Cette opération était donc inacceptable et devait être arrêtée. Mais comment présenter la réaction des autorités russes sans risquer de dégrader sérieusement des relations Américano-Russes qui, déjà, n’étaient pas au beau fixe ? Cette vente prévue ne pouvait pas être utilisée comme prétexte. C’est pourquoi Mikhaïl Khodorkovski a été poursuivi pour des délits financiers et fiscaux. C’est ce qui a fait dire à un journaliste américain que Mikhaïl Khodorkovski était l’équivalent russe d’Al Capone[1].
Une fois Mikhaïl Khodorkovski et « Yukos » jugés et condamnés, la société étant dans l’impossibilité financière de payer les arriérés d’impôts et les amendes, a été renationalisée, rendant impossible toute session à des intérêts étrangers à la Russie. D’autre part, Boris Abramovich a cédé, deux ans après, la totalité de Sibneft, à Gazprom pour la somme de 13,1 milliards de dollars.
Voilà pour l’exposé des faits. Mais cela laisse une question importante en suspens : pourquoi Mikhaïl Khodorkovski a-t-il ainsi bravé le gouvernement russe ? J’ai déjà eu l’occasion de dire ce que je pense des capacités intellectuelles de l’homme.
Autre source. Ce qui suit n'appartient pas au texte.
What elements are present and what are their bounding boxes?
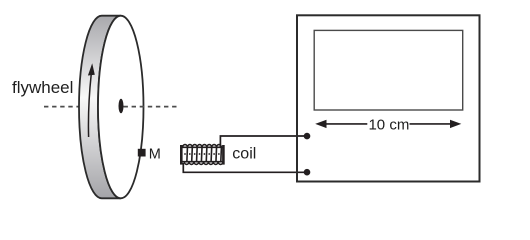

Il n’est donc, à mon avis, pas possible qu’il n’ai pas vu le danger qu’il courait en poursuivant ses plans, tant dans le domaine politique que dans celui des affaires. Il ne pouvait pas ne pas évaluer les risques.
Je rappellerai à ce propos qu’il avait reçu un « coup de semonce » au cours de l’été 2003 : son numéro deux, Platon Lebedev avait été emprisonné, alors que lui-même se trouvait aux Etats-Unis. Il aurait pu décider d’y rester, mais il ne l’a pas fait. Pourquoi ?
Je pense qu’il a reçu des garanties que ses « amis » américains ne le « laisseraient pas tomber ». Des « amis » aux rangs desquels se trouvaient tout de même Georges Bush Sr., ou James Baker et les membres Conseil Consultatif du « Carlyle Group ». Lorsqu’il venait à Washington, il était souvent reçu par le vice-président, parfois même par le président. Il avait donc des raisons de se croire protégé. Il avait sans doute mené trop longtemps la vie de plus riche entrepreneur de Russie, membre du cercle des dirigeants économiques choyés par les médias néo libéraux, des personnes qui représentent la fine fleur du système libéral, de ceux auxquels on ne touche pas en Occident, protégés qu’ils sont par une présomption d’innocence d’airain.
Ses amis américains ont vraisemblablement d’autant plus cherché à le rassurer qu’ils avaient besoin de lui en Russie. Mikhaïl Khodorkovski était une des pièces maitresses de leur jeu contre la Russie de Vladimir Poutine. Ils avaient perdu leur « reine » en la personne de Boris Eltsine, ils ne pouvaient pas laisser partir un « fou ». Et puis, au cas où les encouragements ne fonctionneraient pas, il y avait aussi la pression financière. Mikhaïl Khodorkovski comme ses collègues oligarques russes avait déposé d’énormes sommes d’argent à l’étranger, hors de portée de l’état russe, ce qui les mettait tout à fait à la portée des autorités américaines. Quel a été le dosage d’encouragements et de pressions, je n’en ai pas idée, mais le mélange à manifestement fonctionné.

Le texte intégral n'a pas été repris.